Tory MP urges Scottish Parliament to ‘up its game’ and combat negativity

David Mundell served as an MSP between 1999 – when the first Scottish Parliament was elected – and 2005.

Tory MP urges Scottish Parliament to ‘up its game’ and combat negativity PA Media

A former MSP who quit Holyrood for Westminster has urged the Scottish Parliament to “up its game”.

Former Scottish secretary David Mundell insisted that Holyrood “still has the capacity to be a force for good right across Scotland”.

But he claimed while Holyrood’s committees had previously been “lauded” for their work, Westminster’s committees were now “more effective”, saying this was in part due to their system of electing committee chairs.

Mundell also claimed it “would be beneficial” for joint committees, involving both MPs and MSPs, to be convened on areas that the Scottish and UK governments are jointly responsible for, such as welfare.

The Tory served as an MSP between 1999 – when the first Scottish Parliament was elected – and 2005, when he left Holyrood after being voted in as the MP for Dumfriesshire, Clydesdale and Tweeddale.

David Mundell recalled the ‘excitement’ when the Scottish Parliament met for the first time in the General Assembly Hall of the Church of Scotland in 1999.PA Media

Speaking ahead of the 25th anniversary of Holyrood sitting for the first time on May 12, Mundell recalled the “sense of excitement, anticipation”.

He told the PA news agency: “It was a very exciting time.

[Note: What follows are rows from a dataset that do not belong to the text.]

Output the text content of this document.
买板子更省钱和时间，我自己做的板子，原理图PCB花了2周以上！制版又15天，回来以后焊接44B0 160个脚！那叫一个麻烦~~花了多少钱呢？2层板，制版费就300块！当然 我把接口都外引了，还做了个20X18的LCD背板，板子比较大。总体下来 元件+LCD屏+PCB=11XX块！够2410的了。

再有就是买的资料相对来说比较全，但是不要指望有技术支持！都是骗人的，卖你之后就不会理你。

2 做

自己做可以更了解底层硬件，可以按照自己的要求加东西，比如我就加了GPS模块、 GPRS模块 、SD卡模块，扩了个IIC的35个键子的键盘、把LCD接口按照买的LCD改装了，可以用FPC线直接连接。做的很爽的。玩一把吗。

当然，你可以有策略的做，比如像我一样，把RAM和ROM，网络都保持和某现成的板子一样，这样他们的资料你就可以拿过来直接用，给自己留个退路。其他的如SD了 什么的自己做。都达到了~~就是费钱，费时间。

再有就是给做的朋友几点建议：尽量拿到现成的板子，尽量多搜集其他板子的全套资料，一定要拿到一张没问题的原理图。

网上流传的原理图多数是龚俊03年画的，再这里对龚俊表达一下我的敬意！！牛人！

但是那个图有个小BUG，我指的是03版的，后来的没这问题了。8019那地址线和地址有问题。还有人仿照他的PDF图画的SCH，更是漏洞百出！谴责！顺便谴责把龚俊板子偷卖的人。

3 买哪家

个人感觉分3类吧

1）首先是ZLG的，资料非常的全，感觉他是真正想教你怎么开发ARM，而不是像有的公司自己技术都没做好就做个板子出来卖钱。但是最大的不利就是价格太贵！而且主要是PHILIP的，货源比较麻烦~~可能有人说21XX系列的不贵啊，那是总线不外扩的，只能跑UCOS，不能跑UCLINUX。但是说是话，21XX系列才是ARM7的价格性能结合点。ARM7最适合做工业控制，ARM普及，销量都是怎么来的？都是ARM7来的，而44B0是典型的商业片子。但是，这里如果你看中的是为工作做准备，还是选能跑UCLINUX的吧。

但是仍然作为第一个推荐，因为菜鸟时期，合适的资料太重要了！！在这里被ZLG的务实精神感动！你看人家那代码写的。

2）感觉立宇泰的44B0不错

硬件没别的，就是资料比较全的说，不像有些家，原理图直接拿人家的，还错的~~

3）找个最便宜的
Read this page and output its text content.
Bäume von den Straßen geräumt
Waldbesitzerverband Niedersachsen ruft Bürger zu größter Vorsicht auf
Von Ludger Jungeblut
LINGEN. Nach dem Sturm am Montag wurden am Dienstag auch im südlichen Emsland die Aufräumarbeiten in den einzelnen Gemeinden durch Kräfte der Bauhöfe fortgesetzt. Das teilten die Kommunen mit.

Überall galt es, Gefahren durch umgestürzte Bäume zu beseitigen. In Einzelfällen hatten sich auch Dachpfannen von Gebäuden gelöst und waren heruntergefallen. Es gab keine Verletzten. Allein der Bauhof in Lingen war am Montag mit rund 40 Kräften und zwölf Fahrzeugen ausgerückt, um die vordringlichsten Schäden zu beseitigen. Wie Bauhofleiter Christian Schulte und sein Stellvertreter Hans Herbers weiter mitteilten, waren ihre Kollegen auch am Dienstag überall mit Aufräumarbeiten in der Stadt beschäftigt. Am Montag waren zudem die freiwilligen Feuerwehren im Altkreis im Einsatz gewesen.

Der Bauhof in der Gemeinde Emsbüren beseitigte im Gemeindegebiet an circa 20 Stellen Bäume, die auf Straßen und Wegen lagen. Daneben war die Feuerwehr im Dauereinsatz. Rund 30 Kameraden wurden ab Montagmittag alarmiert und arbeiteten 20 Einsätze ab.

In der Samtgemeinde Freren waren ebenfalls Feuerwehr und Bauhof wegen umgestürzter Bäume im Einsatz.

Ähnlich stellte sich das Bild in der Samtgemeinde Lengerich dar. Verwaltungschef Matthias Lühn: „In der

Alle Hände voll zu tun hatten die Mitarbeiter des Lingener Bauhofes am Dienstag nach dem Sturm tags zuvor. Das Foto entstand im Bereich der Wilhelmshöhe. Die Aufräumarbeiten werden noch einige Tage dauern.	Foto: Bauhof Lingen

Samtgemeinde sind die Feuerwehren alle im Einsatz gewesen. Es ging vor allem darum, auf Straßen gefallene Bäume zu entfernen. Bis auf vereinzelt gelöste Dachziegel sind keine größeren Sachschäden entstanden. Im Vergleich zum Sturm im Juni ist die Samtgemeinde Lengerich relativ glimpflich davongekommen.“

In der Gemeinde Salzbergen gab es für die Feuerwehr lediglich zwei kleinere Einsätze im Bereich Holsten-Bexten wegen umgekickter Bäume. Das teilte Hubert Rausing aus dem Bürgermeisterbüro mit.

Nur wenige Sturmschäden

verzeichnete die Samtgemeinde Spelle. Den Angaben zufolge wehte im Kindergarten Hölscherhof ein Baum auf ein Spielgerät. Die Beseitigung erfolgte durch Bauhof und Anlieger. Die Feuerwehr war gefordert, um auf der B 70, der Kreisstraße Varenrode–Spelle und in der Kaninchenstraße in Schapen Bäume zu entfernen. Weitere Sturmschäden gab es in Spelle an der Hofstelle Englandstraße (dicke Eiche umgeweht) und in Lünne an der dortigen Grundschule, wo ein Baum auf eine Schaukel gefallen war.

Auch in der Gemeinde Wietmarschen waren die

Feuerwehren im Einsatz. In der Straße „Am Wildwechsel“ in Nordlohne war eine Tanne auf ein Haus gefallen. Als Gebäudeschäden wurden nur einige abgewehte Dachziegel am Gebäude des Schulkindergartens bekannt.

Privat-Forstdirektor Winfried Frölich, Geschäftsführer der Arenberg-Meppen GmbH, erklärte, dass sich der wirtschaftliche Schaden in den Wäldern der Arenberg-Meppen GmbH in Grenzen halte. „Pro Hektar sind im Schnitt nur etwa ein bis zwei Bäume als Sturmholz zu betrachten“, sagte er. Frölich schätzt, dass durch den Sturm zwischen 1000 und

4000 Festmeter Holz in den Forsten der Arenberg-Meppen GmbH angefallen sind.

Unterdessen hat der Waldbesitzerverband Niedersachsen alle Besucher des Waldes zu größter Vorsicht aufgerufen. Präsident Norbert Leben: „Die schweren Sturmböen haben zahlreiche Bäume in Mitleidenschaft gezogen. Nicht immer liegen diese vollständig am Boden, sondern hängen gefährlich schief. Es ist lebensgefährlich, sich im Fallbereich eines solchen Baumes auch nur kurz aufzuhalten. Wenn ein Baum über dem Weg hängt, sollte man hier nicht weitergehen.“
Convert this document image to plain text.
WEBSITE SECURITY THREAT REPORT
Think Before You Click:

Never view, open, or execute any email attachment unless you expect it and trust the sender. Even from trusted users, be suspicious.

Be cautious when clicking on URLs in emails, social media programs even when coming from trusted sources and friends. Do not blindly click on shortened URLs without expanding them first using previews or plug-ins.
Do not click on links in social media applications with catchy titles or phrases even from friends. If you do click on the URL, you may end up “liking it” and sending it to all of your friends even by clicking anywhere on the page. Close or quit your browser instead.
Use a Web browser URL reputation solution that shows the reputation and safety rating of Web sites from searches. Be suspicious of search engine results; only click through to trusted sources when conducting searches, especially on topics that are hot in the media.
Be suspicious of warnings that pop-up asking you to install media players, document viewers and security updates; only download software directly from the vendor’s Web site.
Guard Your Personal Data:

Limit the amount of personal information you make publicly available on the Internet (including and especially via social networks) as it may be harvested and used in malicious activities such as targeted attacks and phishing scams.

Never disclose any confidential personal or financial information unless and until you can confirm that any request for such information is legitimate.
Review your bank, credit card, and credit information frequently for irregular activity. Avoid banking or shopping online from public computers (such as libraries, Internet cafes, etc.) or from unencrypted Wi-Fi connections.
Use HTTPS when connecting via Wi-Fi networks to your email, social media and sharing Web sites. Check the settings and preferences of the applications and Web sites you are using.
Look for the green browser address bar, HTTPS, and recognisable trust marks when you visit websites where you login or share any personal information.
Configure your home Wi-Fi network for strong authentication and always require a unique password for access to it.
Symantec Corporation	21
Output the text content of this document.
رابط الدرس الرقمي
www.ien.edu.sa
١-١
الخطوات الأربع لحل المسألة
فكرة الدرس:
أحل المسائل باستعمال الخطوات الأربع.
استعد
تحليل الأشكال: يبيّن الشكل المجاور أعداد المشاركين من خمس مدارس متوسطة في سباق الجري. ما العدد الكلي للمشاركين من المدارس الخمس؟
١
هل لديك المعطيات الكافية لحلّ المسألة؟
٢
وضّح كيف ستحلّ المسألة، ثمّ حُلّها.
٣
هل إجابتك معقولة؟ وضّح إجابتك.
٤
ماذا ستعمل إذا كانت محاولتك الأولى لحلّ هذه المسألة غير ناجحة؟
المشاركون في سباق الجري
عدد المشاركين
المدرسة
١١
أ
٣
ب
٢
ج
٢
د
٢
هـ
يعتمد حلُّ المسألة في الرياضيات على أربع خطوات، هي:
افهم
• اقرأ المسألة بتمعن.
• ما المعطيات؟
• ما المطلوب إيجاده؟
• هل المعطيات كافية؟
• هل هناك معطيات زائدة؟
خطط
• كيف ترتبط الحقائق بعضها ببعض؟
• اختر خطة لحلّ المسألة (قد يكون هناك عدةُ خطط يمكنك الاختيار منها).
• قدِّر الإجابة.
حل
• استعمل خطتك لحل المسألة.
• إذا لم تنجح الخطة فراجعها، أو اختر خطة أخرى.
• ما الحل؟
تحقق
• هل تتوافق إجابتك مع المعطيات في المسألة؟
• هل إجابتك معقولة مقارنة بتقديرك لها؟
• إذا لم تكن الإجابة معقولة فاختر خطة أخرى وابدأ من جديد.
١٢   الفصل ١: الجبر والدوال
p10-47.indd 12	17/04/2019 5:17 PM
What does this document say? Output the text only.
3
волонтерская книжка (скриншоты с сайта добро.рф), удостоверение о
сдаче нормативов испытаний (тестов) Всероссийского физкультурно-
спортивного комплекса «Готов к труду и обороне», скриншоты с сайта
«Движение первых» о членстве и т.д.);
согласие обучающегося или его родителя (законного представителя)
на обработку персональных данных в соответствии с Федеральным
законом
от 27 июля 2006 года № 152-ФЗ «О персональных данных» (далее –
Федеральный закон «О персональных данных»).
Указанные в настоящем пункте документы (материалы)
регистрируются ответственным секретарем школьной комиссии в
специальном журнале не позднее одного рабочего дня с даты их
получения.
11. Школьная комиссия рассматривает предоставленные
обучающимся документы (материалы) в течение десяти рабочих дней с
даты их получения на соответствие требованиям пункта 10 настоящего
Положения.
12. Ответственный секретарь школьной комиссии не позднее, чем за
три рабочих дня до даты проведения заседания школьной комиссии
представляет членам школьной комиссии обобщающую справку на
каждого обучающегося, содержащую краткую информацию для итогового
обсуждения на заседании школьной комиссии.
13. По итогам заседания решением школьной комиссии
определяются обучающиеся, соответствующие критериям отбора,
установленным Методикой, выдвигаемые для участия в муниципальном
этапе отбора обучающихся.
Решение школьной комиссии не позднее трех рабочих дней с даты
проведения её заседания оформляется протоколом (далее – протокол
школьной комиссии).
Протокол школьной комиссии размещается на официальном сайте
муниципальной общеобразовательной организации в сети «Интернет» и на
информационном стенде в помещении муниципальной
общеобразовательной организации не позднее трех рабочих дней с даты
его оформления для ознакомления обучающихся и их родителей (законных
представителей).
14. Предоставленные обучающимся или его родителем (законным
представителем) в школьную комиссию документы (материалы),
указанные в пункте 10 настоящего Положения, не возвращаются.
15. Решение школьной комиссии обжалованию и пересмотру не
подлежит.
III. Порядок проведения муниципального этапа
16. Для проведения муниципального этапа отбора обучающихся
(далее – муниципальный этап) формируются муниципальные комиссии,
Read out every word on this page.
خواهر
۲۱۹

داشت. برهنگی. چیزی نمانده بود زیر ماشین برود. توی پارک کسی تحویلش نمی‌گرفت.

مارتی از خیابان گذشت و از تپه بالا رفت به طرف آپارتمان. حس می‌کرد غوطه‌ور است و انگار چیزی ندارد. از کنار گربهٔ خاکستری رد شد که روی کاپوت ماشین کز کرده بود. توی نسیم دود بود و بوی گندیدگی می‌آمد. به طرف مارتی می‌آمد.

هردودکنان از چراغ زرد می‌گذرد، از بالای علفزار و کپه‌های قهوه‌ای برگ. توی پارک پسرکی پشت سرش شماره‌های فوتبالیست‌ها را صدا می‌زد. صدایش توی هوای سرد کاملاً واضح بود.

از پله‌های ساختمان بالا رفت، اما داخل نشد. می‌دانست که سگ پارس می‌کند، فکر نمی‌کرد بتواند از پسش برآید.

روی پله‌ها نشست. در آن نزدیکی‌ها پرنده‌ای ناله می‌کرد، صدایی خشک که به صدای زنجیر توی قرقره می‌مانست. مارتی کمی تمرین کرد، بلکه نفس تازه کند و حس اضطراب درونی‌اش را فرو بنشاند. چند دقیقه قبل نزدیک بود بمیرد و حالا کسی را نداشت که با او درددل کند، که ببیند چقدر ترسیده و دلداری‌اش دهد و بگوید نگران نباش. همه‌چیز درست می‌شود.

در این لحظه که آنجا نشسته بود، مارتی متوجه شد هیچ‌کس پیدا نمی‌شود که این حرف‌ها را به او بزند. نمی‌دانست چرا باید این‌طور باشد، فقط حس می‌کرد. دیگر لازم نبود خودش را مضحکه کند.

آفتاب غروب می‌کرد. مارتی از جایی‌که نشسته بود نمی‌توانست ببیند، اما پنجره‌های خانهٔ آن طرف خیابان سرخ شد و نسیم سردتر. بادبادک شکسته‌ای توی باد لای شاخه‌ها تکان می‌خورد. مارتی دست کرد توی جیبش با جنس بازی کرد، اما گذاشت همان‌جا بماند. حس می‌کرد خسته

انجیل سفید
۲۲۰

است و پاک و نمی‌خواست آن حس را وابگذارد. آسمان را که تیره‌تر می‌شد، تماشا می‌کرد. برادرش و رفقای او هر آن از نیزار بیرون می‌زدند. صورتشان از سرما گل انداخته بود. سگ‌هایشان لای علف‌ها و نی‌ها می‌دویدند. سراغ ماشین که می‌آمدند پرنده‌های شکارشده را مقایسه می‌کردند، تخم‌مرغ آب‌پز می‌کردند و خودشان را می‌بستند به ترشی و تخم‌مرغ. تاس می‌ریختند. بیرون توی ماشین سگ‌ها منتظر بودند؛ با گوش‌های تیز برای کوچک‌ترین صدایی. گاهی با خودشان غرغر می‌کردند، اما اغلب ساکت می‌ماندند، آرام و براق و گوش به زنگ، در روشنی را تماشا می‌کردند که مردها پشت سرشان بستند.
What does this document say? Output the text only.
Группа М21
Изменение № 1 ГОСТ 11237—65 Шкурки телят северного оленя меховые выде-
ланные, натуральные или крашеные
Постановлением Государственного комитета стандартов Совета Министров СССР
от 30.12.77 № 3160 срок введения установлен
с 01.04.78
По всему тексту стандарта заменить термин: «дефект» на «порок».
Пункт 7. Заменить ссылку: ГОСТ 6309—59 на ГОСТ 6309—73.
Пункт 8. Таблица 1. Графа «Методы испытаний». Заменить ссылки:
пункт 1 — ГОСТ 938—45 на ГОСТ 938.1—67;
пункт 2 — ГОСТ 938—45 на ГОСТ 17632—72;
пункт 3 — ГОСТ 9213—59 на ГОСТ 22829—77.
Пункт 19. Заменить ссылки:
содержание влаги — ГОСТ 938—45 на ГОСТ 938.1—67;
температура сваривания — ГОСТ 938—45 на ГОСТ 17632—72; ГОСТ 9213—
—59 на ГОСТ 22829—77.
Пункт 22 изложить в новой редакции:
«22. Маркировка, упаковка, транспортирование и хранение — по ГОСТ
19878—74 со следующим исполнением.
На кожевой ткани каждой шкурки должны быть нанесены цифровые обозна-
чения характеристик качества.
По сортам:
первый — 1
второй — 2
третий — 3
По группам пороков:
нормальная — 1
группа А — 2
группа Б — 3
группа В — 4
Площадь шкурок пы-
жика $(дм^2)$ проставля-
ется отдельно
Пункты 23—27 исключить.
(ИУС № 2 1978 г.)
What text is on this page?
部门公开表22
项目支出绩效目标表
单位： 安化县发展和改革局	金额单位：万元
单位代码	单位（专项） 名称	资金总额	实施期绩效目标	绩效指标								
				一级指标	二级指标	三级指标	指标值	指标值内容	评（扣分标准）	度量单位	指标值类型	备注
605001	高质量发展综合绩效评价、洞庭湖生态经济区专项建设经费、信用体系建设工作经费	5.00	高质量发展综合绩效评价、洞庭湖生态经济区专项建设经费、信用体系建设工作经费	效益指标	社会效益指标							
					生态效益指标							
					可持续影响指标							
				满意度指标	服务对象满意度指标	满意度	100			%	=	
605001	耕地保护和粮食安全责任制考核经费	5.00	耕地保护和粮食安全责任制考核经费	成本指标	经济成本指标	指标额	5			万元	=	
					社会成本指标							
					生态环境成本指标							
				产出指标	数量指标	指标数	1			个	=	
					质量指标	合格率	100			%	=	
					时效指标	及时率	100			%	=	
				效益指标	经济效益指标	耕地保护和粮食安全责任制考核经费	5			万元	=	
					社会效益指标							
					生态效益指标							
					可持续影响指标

“There were very high expectations, looking back they were probably unrealistic some expectations in that regard.

“But it was a period of optimism.”

With the Tories having been wiped out in Scotland in the 1997 general election, he told how the Scottish Parliament, established by Tony Blair’s government two years later, ensured the party was again “part of the mainstream in Scottish politics”.

However, he said a better than expected result for his party in those first elections meant the 18 Conservatives who were elected had “cramped conditions” in the Parliament’s initial temporary home, the General Assembly of the Church of Scotland on the Royal Mile in Edinburgh, as accommodation there had been planned on the basis of polling suggesting there would only be nine Tory MSPs.

Tory David Mundell was an MSP from 1999 to 2005, when he switched to Westminster, later becoming Scottish secretaryPA Media

But he recalled the “greater sense of camaraderie, particularly across the parties in those days”, saying MSPs from opposing parties would often enjoy drinks or meals out together “because everyone was in the same boat, all new together”.

He added that politics had “changed” and become more polarised since then, particularly in the wake of the Scottish independence referendum in 2014.

Holyrood committees – which play a crucial role in scrutinising legislation as the Scottish Parliament has no upper chamber – meanwhile were “lauded as being very effective” in the early days of devolution.

But the Tory claimed the committees in the Scottish Parliament had now “become more political”, adding that Holyrood had “resisted the opportunity” to introduce elected committee chairs, as they have at Westminster.

As a result of that he claimed “you get much stronger people as the chair of the committees” in the UK Parliament.

Mundell said: “At the point I left, people thought the committees here were much more effective. Now I think the committees at Westminster are more effective.”

Adding that relations between the Scottish and UK parliaments are “still too ad-hoc” he suggested it “would be beneficial to have some joint committees”.

But he said the Parliament now had to work to re-establish the “positivity” it enjoyed in the earlier days of devolution.

The Tory said: “My perception is there is much more negativity towards the Parliament than there was even a few years ago.

“Particularly in areas like I represent, the south of Scotland, where people feel marginalised.

“When we started off I think there was a great hope it would be a Parliament for the whole of Scotland, I think many people feel that it is not a Parliament that is focused on the needs of rural Scotland, for example.”

The MP continued: “The Parliament still has the capacity to be a force for good right across Scotland, but it does need to up its game and portray itself in that way.

“Part of that is by focusing on what are real people’s priorities, not some of the distractions that have seemed to be its priority.

“I think there can’t be any complacency. There has to be an acceptance that there is a less positive view of the Parliament than there has been and it is incumbent on all the members, and the Scottish Government, to turn that round.”